From what I can tell, all it does to determine if something is pirated is to see if it was produced "professionally," which seems as a really crappy litmus test for piracy. I mean, people put professional video online all the time with complete legitimacy. Nonetheless, I'm sure we'll see something like this hitting YouTube sooner rather than later. At which point everyone will head over to DailyMotion or Vimeo or whatever other site will be too lazy to implement this technology. Check the press release after the jump.

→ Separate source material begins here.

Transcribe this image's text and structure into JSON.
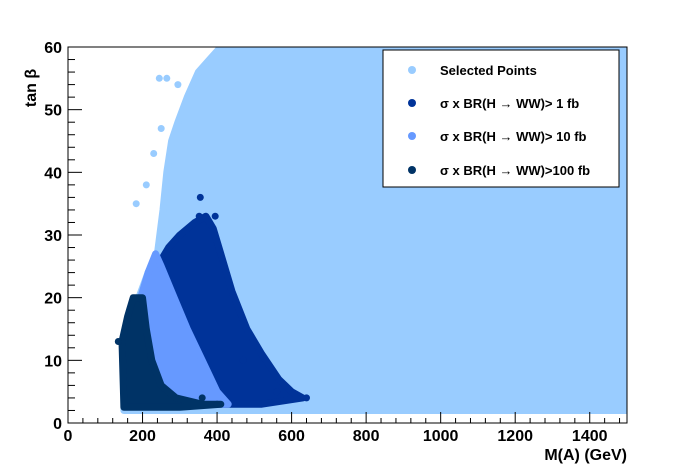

Saitama, Japan - October 29, 2007 - KDDI R&D LABS today announced that it has developed a new content protection technology which enables pirated video content detection by distinguishing between the content created by a professional and the content created by an amateur. This technology has been developed in consideration of the situation that while the number of users on video-sharing sites such as YouTube™ is increasing rapidly, copyrighted video clips have been illegally uploaded, e.g. TV programs. Up to now, in order to find pirated video clips on video-sharing sites, a human has to check by visual inspection. Then if pirated videos are found on the sites, copyright holders need to request the video-sharing site operators to delete them, which requires so much labor. Recently some video-sharing site operators implement a pirated video blocker based on fingerprint, which is a set of features for identifying video content. In fingerprinting technology, however, copyright holders have to identify copyrighted videos and provide operators with the copyrighted videos and the necessary information, while video- sharing site operators have to register fingerprints of the copyrighted videos in advance.
Moreover, it is very hard to keep following explosively increasing video clips which are newly uploaded day after day. KDDI R&D LABS' technology focuses on differences between a professional and an amateur in terms of their video capturing devices, their video capturing techniques, their video creation processes, and so on. With KDDI R&D LABS' proprietary technology, visual and audio features which are affected by these differences are analyzed, and then it enables to distinguish between video content created by a professional and video content created by an amateur; a very high distinction rate of 98% is achieved. Using this technology, illegal video clips can be automatically and reliably found on the vast amount of video content, which significantly reduces labour costs for eliminating pirated videos. In addition, since KDDI R&D LABS' technology analyzes features of the content itself, there is no need to register pirated videos in the database beforehand, and furthermore, it is effective for new video clips which have never been uploaded so far. This technology can be implemented as a video content inspection engine, which is installable on video sharing servers. Upon being uploaded, a video clip will be inspected and if it is suspected as a pirated video clip, it will be rejected. This protects copyrights of video content.